Monday is Indigenous Peoples’ Day in the District after the city council approved emergency legislation last week to rename Columbus Day.
While the change from the federally recognized “Columbus Day” has not been made permanent as of yet, it is still a good time to learn more about the people who called this area home long before European settlers arrived in North America.
So, who are the region’s indigenous people?
The Piscataway people lived along the Potomac River from the Chesapeake Bay to western Maryland in lodges made of trees covered in mats made of reeds or animal hides. Extended families of around eight or nine individuals shared lodges.
“The houses were clumped together in what we call a ‘palisaded village,’ in other words it was a village of houses with a tall fence around it,” said Professor Richard Dent, an anthropologist from American University and author of the book “Chesapeake Prehistory: Old Traditions, New Directions.”
The fence provided security from wild animals and competing tribes.
“They were concerned about neighboring tribes — particularly the Iroquoian groups that were well to the north that were coming down and beating up on the Piscataway, so to speak,” Dent said.
They also came under occasional attack from fellow Algonquian-speaking Powhatans who lived to the south.
They fished for sturgeon in the Potomac, hunted white tailed deer with bow and arrow and farmed.
“They did incorporate corn, beans and squash agriculture into the natural subsistence base, plants that were domesticated in Mexico and had — by various ways — filtered their way up to the region,” Dent said.
Piscataway also devoured oysters, mussels and crabs and left behind huge heaps of shells, known as “middens.”
“There are some shell middens along the Potomac at Pope’s Creek (Charles County). The shells, remains of the oysters they caught cover 69 acres and are 60 to 80 feet deep,” Dent said.

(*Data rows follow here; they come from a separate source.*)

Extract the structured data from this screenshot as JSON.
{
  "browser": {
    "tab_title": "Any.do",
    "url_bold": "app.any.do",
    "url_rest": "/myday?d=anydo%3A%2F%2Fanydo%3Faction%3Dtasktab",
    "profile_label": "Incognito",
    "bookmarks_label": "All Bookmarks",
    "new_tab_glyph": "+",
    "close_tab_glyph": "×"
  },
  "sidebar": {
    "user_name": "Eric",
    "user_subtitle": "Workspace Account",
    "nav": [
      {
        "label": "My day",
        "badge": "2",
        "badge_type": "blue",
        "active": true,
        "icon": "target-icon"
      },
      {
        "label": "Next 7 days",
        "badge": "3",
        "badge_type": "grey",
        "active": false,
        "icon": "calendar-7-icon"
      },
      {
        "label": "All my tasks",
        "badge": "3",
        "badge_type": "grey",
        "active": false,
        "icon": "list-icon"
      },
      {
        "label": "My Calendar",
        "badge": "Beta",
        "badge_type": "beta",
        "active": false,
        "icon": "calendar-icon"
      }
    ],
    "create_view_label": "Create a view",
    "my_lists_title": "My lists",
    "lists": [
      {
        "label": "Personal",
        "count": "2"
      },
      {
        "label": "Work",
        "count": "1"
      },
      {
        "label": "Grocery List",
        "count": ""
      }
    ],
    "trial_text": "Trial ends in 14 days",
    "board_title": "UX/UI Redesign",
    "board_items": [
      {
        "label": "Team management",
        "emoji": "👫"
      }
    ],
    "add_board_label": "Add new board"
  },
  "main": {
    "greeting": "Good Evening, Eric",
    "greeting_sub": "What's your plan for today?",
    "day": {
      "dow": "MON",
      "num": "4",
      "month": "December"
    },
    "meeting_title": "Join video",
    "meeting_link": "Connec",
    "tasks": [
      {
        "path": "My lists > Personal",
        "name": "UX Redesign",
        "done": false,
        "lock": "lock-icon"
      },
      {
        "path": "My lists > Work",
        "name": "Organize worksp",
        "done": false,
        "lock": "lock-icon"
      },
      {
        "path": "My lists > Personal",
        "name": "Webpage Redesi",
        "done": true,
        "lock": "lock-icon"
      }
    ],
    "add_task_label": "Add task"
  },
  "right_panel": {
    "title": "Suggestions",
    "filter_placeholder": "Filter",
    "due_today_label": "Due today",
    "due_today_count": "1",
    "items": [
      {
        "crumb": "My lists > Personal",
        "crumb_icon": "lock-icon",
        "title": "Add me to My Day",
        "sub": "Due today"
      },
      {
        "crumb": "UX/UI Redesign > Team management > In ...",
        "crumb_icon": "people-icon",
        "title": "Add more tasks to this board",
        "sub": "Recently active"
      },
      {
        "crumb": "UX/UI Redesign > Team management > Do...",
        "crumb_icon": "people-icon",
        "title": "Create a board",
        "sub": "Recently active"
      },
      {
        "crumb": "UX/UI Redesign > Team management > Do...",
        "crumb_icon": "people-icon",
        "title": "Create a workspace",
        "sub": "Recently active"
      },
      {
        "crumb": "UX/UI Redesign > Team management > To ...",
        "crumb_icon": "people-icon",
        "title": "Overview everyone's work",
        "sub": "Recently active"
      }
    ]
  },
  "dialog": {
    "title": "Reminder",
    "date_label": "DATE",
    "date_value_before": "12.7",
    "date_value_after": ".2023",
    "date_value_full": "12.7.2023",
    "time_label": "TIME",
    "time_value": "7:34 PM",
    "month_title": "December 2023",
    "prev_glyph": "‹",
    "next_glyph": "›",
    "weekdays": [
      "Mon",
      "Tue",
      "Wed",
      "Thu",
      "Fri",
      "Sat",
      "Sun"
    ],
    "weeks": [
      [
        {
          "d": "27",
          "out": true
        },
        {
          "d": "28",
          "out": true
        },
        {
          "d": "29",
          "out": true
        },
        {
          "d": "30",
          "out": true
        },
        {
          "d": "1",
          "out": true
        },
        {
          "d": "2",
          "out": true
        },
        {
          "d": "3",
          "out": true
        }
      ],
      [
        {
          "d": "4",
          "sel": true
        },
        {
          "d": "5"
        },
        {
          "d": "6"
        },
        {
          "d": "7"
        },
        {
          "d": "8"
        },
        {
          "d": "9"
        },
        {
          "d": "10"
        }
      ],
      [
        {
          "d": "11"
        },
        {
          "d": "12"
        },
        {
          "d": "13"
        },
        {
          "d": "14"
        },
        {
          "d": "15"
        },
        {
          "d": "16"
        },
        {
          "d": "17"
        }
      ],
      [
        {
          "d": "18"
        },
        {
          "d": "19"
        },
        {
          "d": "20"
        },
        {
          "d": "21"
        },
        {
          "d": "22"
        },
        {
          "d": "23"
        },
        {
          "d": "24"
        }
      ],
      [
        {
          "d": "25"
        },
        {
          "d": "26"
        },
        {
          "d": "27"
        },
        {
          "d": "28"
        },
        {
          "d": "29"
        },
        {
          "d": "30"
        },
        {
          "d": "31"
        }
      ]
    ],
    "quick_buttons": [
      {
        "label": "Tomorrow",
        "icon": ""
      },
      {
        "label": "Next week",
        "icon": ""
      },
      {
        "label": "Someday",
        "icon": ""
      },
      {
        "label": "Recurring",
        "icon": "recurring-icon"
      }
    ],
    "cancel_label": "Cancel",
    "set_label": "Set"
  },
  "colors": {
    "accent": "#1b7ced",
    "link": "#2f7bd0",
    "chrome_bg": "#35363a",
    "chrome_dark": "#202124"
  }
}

In Dent’s field investigations, he’s excavated some 10 Piscataway villages from Accokeek to Frederick, Maryland.
Piscataway lived in the region 500 years ago.
“We’re not sure exactly how far back, but probably at least a couple of thousand years,” Dent said.
Artifacts of the indigenous people have been found throughout the region, including arrowheads, spear points, stone scrapers and shards of pottery.
Alexandria has already renamed Columbus Day in favor of Indigenous Peoples’ Day and Prince George’s County has voted to officially change the name of the holiday to Native American Day beginning in October 2020.